Дмитрий Емец - Самый лучший враг
Дафна выдвинулась вперед, защищая Мефа от папы. Папа Игорь как истинный ценитель красоты сразу отвлекся на более достойный созерцания предмет и дал сыну возможность проскочить в комнату.
В комнате Мефодий сразу столкнулся с Эдей Хавроном. Философ свободного духа, раздобревший и обросший хемингуэевской бородой, стоял у окна и, поглаживая себя по животику, разглядывал похожий на зубную коронку комплекс «Башня», который отсюда, с верхнего этажа, был виден просто отлично.
– Какое уродство! – сказал он племяннику так запросто, будто в последний раз они виделись минуты три назад. – С какого дуба нужно рухнуть, чтобы называть дом «Вавилонская башня»? Неудивительно, что строителям мерещатся всякие ужасы!
– Какие ужасы? – спросил Мефодий.
– У меня приятель там крановщиком. Говорит, неделю не могут найти бригаду, которая согласилась бы спуститься на подземную парковку. На верхние этажи – пожалуйста! А на парковку даже за двойную плату никто не идет, хотя там ни сквозняков, ни шквального ветра!
– Почему?
– А кто его знает? Не могут, и все. Я тут звено чисто передаточное! Услышал новость – донес!
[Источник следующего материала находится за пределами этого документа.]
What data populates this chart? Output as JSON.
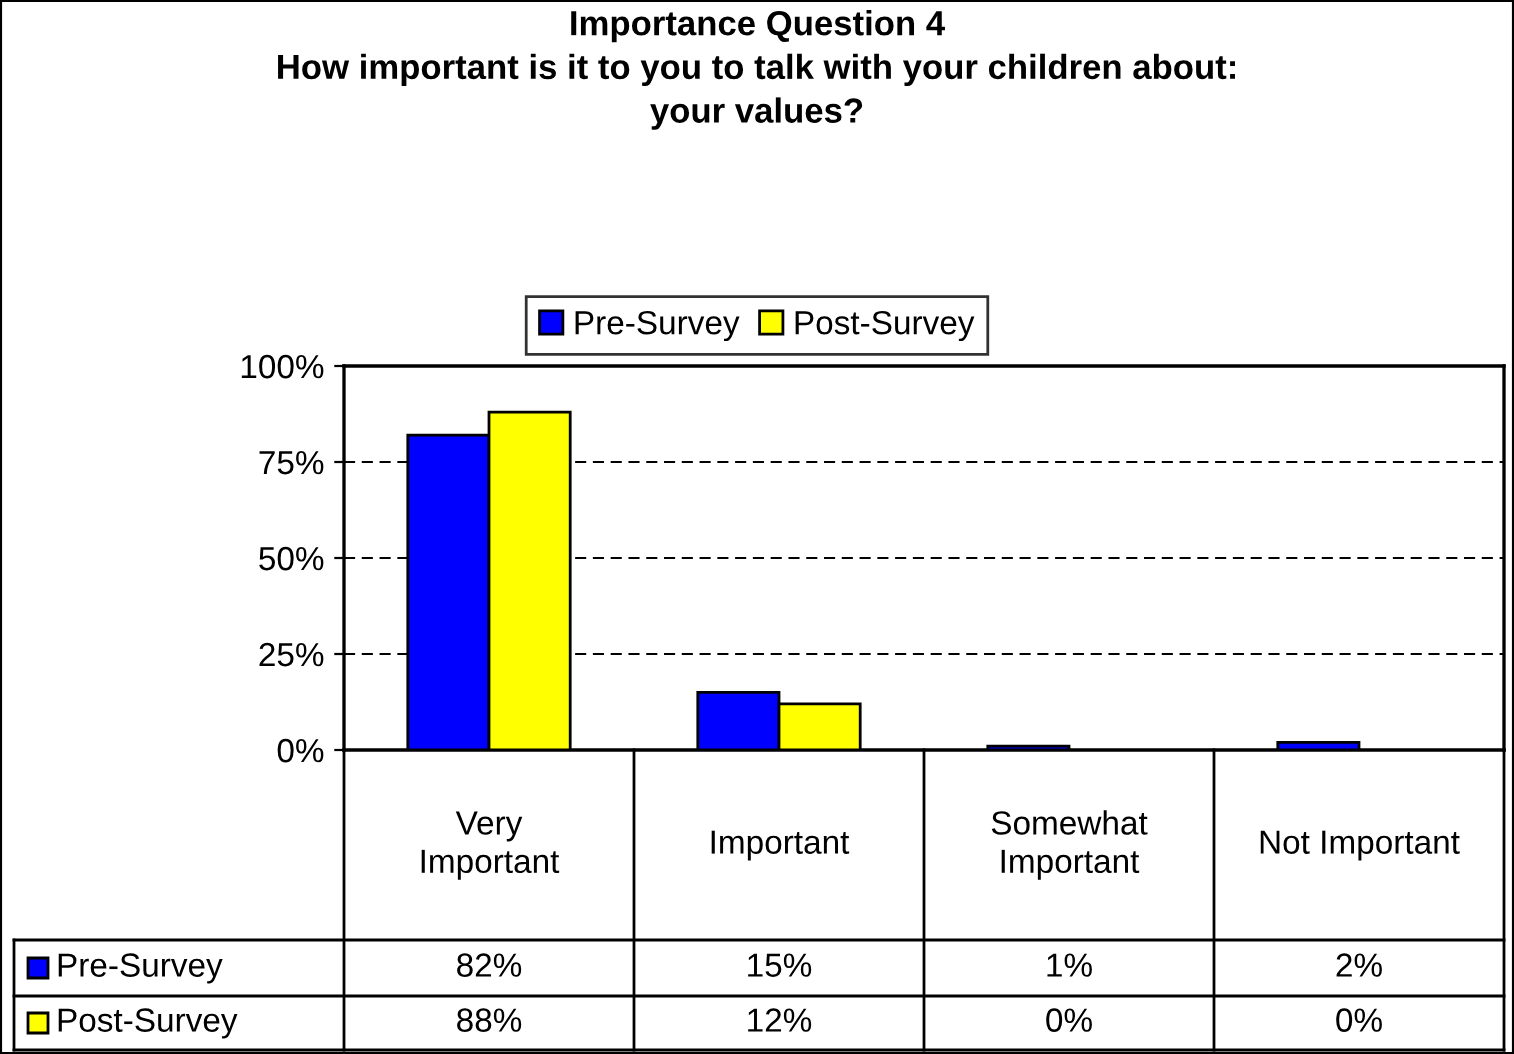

Эдя повернулся, и долетевший с его плеча новый, кряхтящий звук отвлек Мефодия от расспросов. На плече у Хаврона, свисая вниз головой, болтался его сын Рюрик. Папа Игорь и прилетевшая из кухни Зозо приседали, чтобы посмотреть на ребенка снизу.
– Ужасно похож на маленького Мефочку! Такой же тощенький, но с жирненькой шейкой! В складочки на его шейке всегда стекало молочко! – щебетала Зозо.
– Нормальный малыш! Оставить можно! – соглашался профессиональный отец папа Игорь.
Из кухни с бутылочкой подогретого питания примчалась жена Эди. На лице у Ани было выражение деловитого материнства.
– Ты держишь ребенка головой вниз! – строго сказала она мужу.
– А как еще? В другом положении он протекает! – стал оправдываться Эдя.
Аня отобрала у мужа младенца.
– Это твой, между прочим, сын! – сказала она с укором.
– Я сего факта не оспариваю! – самодовольно возразил Эдя. – Но все же определенный материнский брак имеется. Следующий пусть будет непротекающий! А то у этого из каждого выпитого стакана молока полстакана выливается обратно!
– И ты назовешь его Ферапонтом? Ну следующего который? – ехидно спросил Буслаев.
Философ свободного духа благородно приосанился.
– Зашкаливающе смешно! Особенно, когда шутит кто-нибудь, носящий имя «Мефодий»! – отрезал он.
Папа Игорь продолжал разглядывать племянника. Теперь это было полегче, поскольку он перекочевал на заботливые руки мамы Ани.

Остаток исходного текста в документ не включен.